In 2012 I heard about the heist in Rotterdam, where the painting by Lucian Freud called Woman with Eyes Closed was stolen along with several old masters works. I was captivated with the story; I followed every development on the news. I thought I might have a novel in it. I expounded on the facts, and had the stolen paintings migrate to the town I grew up in. I created the character of abstract expressionist painter George Clayton based on my father, the best of him. George sees talent in his daughter Perrin, who will later make an attempt to rescue the missing paintings. George is not particularly materialistic, and gives her and her husband Jack a multi-million dollar piece of oceanfront land as a wedding present. He doesn’t want to be meddlesome, but he finds ways to encourage his daughter. Though—like most artists, he is primarily interested in whatever he's working on. He’s charming in an old world way. He has a rumpled linen suit, blue, that he breaks out for special occasions. He almost always has fishing lures in his pocket. He rarely swears. He has an excellent, if dark, sense of humor. When the weather allows, he rides to the ocean every day at about five o’clock for a dip. He works constantly, and is happiest at work on a project that’s going well. He hardly ever takes a day off. In his studio he wears a sweater with holes in it and worn out corduroys, and doesn’t notice at all.

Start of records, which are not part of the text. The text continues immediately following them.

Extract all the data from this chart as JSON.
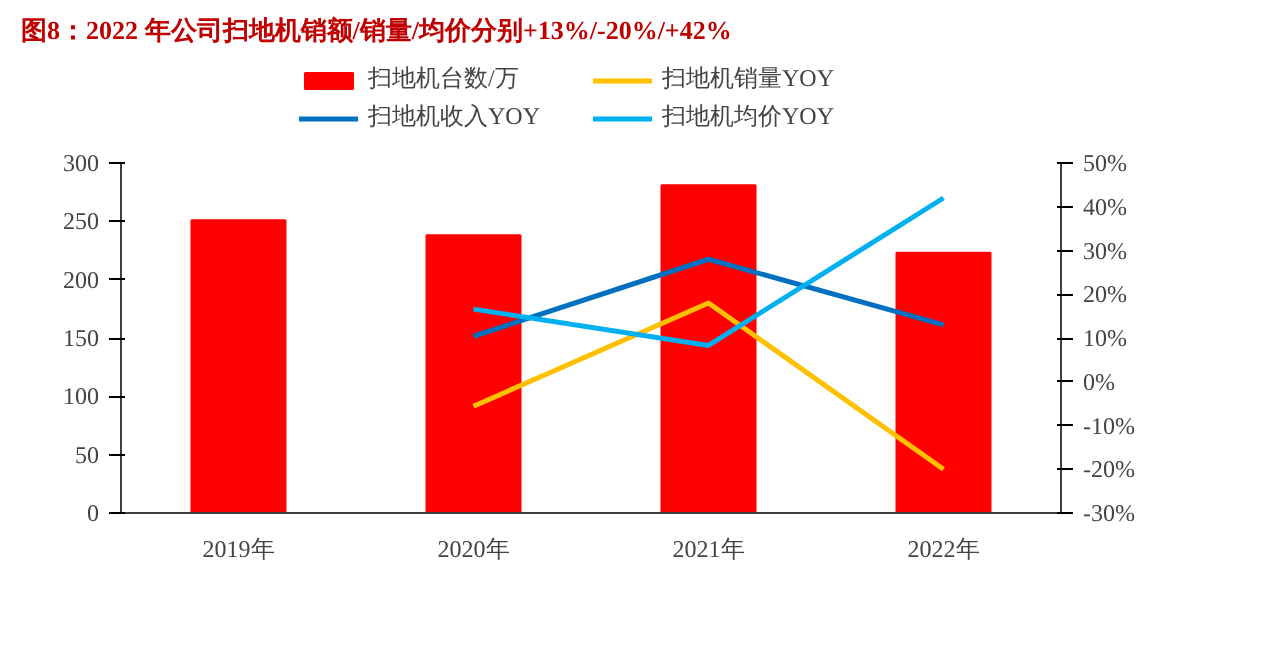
{
  "chart_data": {
    "type": "bar",
    "title": "图8：2022 年公司扫地机销额/销量/均价分别+13%/-20%/+42%",
    "categories": [
      "2019年",
      "2020年",
      "2021年",
      "2022年"
    ],
    "series": [
      {
        "name": "扫地机台数/万",
        "color": "#ff0000",
        "values": [
          251,
          238,
          281,
          223
        ]
      },
      {
        "name": "扫地机收入YOY",
        "type": "line",
        "axis": "y2",
        "color": "#0070c0",
        "values": [
          null,
          10.4,
          28,
          13
        ]
      },
      {
        "name": "扫地机销量YOY",
        "type": "line",
        "axis": "y2",
        "color": "#ffc000",
        "values": [
          null,
          -5.6,
          18,
          -20
        ]
      },
      {
        "name": "扫地机均价YOY",
        "type": "line",
        "axis": "y2",
        "color": "#00b0f0",
        "values": [
          null,
          16.6,
          8.3,
          42
        ]
      }
    ],
    "ylim": [
      0,
      300
    ],
    "yticks": [
      0,
      50,
      100,
      150,
      200,
      250,
      300
    ],
    "y2lim": [
      -30,
      50
    ],
    "y2ticks": [
      {
        "value": -30,
        "label": "-30%"
      },
      {
        "value": -20,
        "label": "-20%"
      },
      {
        "value": -10,
        "label": "-10%"
      },
      {
        "value": 0,
        "label": "0%"
      },
      {
        "value": 10,
        "label": "10%"
      },
      {
        "value": 20,
        "label": "20%"
      },
      {
        "value": 30,
        "label": "30%"
      },
      {
        "value": 40,
        "label": "40%"
      },
      {
        "value": 50,
        "label": "50%"
      }
    ],
    "grid": false,
    "legend": "top",
    "marker": "none",
    "line_style": "solid"
  }
}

Well, he was right about the writing life. It was and is tough. After he died I missed those talks very much. It was strengthening to know that even someone as successful as he was still struggled at times, and in fact, often.
Back to the grading that has to happen, for the late bloomers or even the very late bloomer. Regarding the parents. After some time I began to understand what he was doing, waking early, getting the granola and the coffee, and going out to his studio, wishing to be undisturbed. Of course he wished it—he had a whole world in the books he was writing. A world created by him. And I did eventually figure out that he was having fun out there. For the children of artists, that reckoning might be more intense, we don’t have as many trips and holidays and osmotic, shared experiences. We go through the work, we reflect on the work. We turn it round like a crystal, noticing how the light refracts on different days, and in our different moods. Paying attention to it is like a process of revision, and is, essentially, what we have of them.